New Delhi, Jul 8 (PTI) Early menopause which can occur before age 45 affects 1 in 14 women aged 30 to 49 living in low and middle-income countries, a study published in the British Medical Journal (BMJ) Global Health has estimated.
Researchers from the International Centre for Diarrhoeal Disease Research, Bangladesh, said health consequences of early and premature menopause will strain the health systems of the countries, particularly those in South Asia and East Asia and the Pacific, and sub-Saharan Africa.
Women usually go through the menopause between the ages of 45 and 55, but it is considered to be early if it occurs before the age of 45, and premature if it occurs before the age of 40.
Incidence was found to be consistently higher in rural areas than urban ones across the regions and countries studied, but education and delayed childbearing may strongly minimise the risk, the researchers said.
Pooled data was included from the Demographic and Health Survey (DHS) conducted since 2015 for 7,16,648 women between the ages of 30 and 49 in 44 low and middle-income countries, such as India, Indonesia, Gabon and Jordan, where women tend to experience menopause earlier than those in high income countries.
Data of nearly 3,65,000 women from India was included.
All regions of the world were studied other than North and South America for which no data were available.
Early and premature menopause can heighten risks of cardiovascular disease, osteoporosis, metabolic disorders, cognitive decline, depression, and early death and are major public health concerns. The conditions also seriously affect a woman’s quality of life.
South Asian women have a 34 per cent increased risk of a premature menopause, compared to European women, with half attaining menopause by age 47.4, according to a study published in The Lancet Obstetrics, Gynaecology, and Women’s Health journal in June.
The overall prevalence of premature or early menopause was over seven per cent (51,000 out of 716,648 women) — much higher than previous global estimates—with the highest prevalence among 40-44 year olds (14 per cent), the researchers found.
The highest prevalence was in Ethiopia, Indonesia, and Myanmar at 12 per cent, 11.5 per cent and over 10 per cent, respectively, and the lowest in Jordan at over two per cent, and nearly three per cent in both Gabon, and Armenia.
Most survey respondents lived in rural areas (62 per cent) and were found to be aged between 30 and 34 (29 per cent). Both women and their husbands were most often educated up to secondary school level (34 per cent and 17 per cent, respectively).

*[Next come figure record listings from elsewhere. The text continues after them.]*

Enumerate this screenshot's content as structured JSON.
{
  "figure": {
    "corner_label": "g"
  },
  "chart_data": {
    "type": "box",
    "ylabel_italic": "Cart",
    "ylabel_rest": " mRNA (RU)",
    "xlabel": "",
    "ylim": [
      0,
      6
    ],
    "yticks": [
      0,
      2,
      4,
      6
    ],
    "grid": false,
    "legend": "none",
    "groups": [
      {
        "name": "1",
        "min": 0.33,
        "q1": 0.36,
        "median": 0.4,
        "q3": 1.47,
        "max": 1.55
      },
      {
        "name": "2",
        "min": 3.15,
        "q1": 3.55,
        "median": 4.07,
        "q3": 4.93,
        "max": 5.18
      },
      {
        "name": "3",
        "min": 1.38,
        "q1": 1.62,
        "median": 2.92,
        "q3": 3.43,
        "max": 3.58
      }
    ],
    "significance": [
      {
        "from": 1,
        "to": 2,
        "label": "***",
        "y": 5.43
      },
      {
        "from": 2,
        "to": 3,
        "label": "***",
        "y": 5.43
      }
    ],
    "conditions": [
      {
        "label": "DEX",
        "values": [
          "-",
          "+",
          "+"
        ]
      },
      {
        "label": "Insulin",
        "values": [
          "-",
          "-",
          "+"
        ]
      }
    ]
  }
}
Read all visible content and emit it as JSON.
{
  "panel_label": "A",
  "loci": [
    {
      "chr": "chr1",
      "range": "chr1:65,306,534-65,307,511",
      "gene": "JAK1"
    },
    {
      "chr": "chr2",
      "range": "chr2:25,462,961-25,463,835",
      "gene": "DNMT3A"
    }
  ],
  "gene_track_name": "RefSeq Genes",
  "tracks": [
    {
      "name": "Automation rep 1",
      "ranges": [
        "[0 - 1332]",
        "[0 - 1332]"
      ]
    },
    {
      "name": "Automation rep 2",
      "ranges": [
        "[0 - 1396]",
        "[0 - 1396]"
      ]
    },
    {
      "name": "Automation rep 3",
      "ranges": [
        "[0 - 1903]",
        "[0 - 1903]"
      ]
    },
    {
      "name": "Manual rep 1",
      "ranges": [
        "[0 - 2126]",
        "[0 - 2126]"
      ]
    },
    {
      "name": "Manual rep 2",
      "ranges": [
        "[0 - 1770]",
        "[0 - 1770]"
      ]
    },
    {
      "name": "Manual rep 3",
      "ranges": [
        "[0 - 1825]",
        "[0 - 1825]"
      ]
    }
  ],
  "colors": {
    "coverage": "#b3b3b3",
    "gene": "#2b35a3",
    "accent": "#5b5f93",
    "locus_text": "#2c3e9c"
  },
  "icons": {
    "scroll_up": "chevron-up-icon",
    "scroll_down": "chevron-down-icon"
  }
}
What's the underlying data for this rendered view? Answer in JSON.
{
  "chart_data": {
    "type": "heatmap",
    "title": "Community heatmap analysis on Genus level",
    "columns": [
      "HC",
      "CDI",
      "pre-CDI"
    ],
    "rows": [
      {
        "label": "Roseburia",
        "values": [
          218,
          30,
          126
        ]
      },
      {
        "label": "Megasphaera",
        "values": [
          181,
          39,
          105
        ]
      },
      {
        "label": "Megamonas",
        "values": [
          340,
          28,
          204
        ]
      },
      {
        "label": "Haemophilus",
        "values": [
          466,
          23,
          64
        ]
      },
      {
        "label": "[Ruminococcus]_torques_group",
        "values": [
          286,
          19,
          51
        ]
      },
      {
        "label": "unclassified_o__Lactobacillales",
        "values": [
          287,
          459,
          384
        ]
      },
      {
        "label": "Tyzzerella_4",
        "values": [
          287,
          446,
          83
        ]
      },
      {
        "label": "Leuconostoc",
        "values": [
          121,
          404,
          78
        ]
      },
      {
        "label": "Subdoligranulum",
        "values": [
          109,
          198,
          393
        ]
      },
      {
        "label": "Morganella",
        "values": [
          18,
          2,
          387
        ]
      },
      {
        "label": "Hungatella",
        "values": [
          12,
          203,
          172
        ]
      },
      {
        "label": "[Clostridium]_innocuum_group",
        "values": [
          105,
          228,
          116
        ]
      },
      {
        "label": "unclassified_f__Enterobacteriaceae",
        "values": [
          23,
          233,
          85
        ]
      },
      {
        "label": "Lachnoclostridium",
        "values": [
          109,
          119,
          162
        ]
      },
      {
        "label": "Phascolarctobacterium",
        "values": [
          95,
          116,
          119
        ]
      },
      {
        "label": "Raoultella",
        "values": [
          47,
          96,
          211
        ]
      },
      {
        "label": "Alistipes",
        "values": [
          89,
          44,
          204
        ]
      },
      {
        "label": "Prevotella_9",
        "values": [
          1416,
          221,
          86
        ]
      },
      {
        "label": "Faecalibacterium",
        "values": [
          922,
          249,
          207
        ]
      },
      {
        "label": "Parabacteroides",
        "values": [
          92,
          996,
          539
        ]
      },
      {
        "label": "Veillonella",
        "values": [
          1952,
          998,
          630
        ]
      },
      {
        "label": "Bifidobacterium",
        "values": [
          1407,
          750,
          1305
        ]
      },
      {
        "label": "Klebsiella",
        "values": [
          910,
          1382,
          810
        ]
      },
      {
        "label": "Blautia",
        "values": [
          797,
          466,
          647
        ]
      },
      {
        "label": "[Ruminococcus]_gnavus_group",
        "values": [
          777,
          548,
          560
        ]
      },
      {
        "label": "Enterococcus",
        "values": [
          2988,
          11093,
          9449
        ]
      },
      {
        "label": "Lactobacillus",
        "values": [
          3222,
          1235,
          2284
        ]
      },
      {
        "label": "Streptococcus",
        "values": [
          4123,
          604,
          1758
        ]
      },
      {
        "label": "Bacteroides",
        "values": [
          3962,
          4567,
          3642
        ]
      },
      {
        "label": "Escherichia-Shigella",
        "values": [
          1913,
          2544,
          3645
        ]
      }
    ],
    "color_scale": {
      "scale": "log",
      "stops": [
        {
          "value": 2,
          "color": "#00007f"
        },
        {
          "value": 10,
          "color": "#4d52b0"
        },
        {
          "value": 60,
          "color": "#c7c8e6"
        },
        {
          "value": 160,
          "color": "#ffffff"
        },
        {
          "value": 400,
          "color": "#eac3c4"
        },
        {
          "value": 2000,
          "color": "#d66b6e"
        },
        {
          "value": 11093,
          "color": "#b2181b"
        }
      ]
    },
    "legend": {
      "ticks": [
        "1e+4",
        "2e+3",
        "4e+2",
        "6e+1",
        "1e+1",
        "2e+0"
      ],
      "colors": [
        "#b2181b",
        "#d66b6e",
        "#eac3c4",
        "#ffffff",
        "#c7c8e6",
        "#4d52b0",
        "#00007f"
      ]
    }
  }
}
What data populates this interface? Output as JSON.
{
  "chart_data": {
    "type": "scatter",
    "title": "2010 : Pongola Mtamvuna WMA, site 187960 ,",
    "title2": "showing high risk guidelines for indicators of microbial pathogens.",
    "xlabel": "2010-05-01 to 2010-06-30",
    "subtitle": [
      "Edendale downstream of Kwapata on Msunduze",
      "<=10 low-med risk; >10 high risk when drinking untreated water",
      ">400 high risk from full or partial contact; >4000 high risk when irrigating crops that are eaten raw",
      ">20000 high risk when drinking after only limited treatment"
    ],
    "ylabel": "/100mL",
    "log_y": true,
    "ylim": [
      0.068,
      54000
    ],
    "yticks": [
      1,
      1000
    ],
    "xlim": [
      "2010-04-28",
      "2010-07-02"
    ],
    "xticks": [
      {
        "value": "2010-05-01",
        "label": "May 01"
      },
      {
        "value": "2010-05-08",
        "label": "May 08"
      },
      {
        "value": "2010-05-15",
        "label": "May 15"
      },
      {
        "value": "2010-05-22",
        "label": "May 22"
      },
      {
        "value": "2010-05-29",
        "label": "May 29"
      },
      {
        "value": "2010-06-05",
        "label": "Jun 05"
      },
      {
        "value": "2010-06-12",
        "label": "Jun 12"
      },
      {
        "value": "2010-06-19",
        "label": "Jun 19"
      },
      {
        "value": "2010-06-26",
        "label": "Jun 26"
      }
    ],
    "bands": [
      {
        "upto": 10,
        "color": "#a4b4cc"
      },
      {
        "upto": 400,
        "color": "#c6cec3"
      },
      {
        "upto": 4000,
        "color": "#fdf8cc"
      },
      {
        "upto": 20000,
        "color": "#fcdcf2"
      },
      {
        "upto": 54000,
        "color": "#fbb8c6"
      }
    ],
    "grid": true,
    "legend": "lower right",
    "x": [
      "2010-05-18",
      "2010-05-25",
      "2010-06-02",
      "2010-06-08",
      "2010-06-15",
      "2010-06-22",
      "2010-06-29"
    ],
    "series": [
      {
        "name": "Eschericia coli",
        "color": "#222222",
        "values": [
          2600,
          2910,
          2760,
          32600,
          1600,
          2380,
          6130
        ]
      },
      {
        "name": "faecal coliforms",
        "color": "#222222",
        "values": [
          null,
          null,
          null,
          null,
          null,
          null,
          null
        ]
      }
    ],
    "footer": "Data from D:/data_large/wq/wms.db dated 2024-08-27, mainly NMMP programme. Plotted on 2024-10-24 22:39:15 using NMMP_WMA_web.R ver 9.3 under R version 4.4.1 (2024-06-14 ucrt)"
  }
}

More than a third (38 per cent) of the women married before turning 18, and around 1 in 5 (21 per cent) gave birth to their first child before the age. Over half the women (58 per cent) had three or more children.
“With populations in (these countries) ageing rapidly and women expected to spend an increasing proportion of their lives in the postmenopausal state, the prevalence represents a substantial and growing burden on health systems already constrained by competing priorities and limited resources,” the authors wrote.
The findings reflect fundamental inequalities in healthcare access, nutritional status, educational opportunities and occupational exposures, the researchers said, adding that women in the regions were more likely to work as manual labourers and face workplace hazards.
They also underscored the urgent need to integrate menopause into reproductive health and non-communicable disease programmes.